Pengembang Kawasan Perumahan Elit Citra Land Diminta Bertanggung Jawab

http://www.fokusmanado.com/search/label/Deprov
Kantor DPRD Sulut 
MANADO, FOKUSMANADO.COM - Pengembang perumahan Citraland harus bertanggungjawab atas peristiwa longsor yang menelan sejumlah korban jiwa pada hari minggu lalu, Pihak pengembang dianggap lalai karena tidak memperhatikan keseimbangan lingkungan sehingga berdampak pada terjadinya bencana.
Desakan ini disampaikan sejumlah Wakil Rakyat di DPRD Sulut.

Menurut Wakil Ketua DPRD Sulut Sus Sualang-Pangemanan mengungkapkan, kemungkinan besar konsep pembangunan perumahan itu tidak sesuaikan dengan struktur tanah di wilayah itu, karena dari amatannya, sebagian besar rumah-rumah yang berada dikawasan di Citraland berada di lokasi rawan bencana.

Desakan serupa juga disampaikan Joudy Watung Wakil ketua DPRD Sulut dari Partai Demokrat. Menurut Watung, dirinya mendukung langkah Dinas PU yang berencana untuk memanggil para pengembang perumahan terutama Citraland. Ditegaskannya, Citraland harus bertanggungjawab karena lokasi perumahan tersebut tidak lagi memperhatikan kaidah lingkungan dan kurang mempertimbangkan keselamatan penghuni.

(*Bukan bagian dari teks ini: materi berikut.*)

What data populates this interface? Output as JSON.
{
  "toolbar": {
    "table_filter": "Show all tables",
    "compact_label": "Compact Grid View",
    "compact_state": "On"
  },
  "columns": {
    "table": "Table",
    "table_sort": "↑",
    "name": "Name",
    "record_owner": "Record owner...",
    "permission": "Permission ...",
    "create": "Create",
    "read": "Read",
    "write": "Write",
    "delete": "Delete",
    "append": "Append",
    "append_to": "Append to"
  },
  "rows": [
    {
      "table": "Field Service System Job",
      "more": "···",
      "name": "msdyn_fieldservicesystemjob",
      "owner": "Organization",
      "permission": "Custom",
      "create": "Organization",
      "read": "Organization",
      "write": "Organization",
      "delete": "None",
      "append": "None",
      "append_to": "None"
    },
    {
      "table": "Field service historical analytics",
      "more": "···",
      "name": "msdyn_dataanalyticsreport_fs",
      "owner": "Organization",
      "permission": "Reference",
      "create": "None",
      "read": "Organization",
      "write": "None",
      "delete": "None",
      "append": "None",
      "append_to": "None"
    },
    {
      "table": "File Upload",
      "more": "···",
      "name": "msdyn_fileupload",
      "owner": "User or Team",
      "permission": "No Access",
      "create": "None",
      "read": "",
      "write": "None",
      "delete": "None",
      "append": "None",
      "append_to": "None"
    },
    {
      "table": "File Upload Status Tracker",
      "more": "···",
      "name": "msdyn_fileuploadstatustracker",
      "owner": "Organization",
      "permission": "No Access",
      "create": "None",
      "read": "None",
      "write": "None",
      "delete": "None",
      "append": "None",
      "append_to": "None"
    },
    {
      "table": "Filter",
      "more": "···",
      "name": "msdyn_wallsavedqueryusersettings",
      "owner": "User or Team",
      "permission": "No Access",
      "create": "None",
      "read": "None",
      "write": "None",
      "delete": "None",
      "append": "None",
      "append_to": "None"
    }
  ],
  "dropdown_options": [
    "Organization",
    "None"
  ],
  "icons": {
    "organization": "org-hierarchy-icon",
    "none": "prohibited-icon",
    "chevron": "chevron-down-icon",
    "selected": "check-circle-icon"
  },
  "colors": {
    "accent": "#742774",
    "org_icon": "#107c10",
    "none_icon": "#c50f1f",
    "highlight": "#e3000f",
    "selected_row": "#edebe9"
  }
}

sementara anggota komisi III Edyson Masengi mengatakan, peristiwa ini menjadi pelajaran bagi pemerintah kabupaten/kota agar ke depannya pemerintah lebih selektif dalam mengeluarkan ijin pembangunan perumahan.

“Kami berharap pemerintah kabupaten/kota lebih selektif untuk mengeluarkan ijin untuk bangunan perumahan, Penegakan aturan harus diutamakan agar kejadian ini tidak terulang kembali ‘kata Masengi

Sementara itu, pakar Tata Ruang  Noviati MURP mengatakan, kesalahan bukan pada pengembang perumahan, melainkan pihak yang mengeluarkan ijin pembangunan. dirinya mengatakan,  pemerintah selama ini terkesan hanya mengejar pemasukan PAD dalam mengeluarkan Ijin Mendirikan Bangunan IMB sehingga mengakibatkan banyak bermunculan bangunan yang tidak lagi memerhatikan aspek lingkungan.

 Padahal katakannya,  lingkungan menjadi komponen yang wajib dipertimbangkan dalam mengeluarkan ijin tersebut.  Pada hakekatnya bertujuan untuk mengendalikan pembangunan agar berjalan selaras dengan upaya pelestarian lingkungan.

“Bangunan-bangunan baru yang tidak memperhatikan aspek lingkungan menjadi salah satu faktor penyebab banjir dan longsor yang baru-baru ini kembali menerjang kota Manado ,":tuturnya.

Noviati berharap ke depannya nanti pemerintah lebih ketat lagi dalam mengeluarkan IMB  sehingga potensi bencana alam bisa diminimalisir.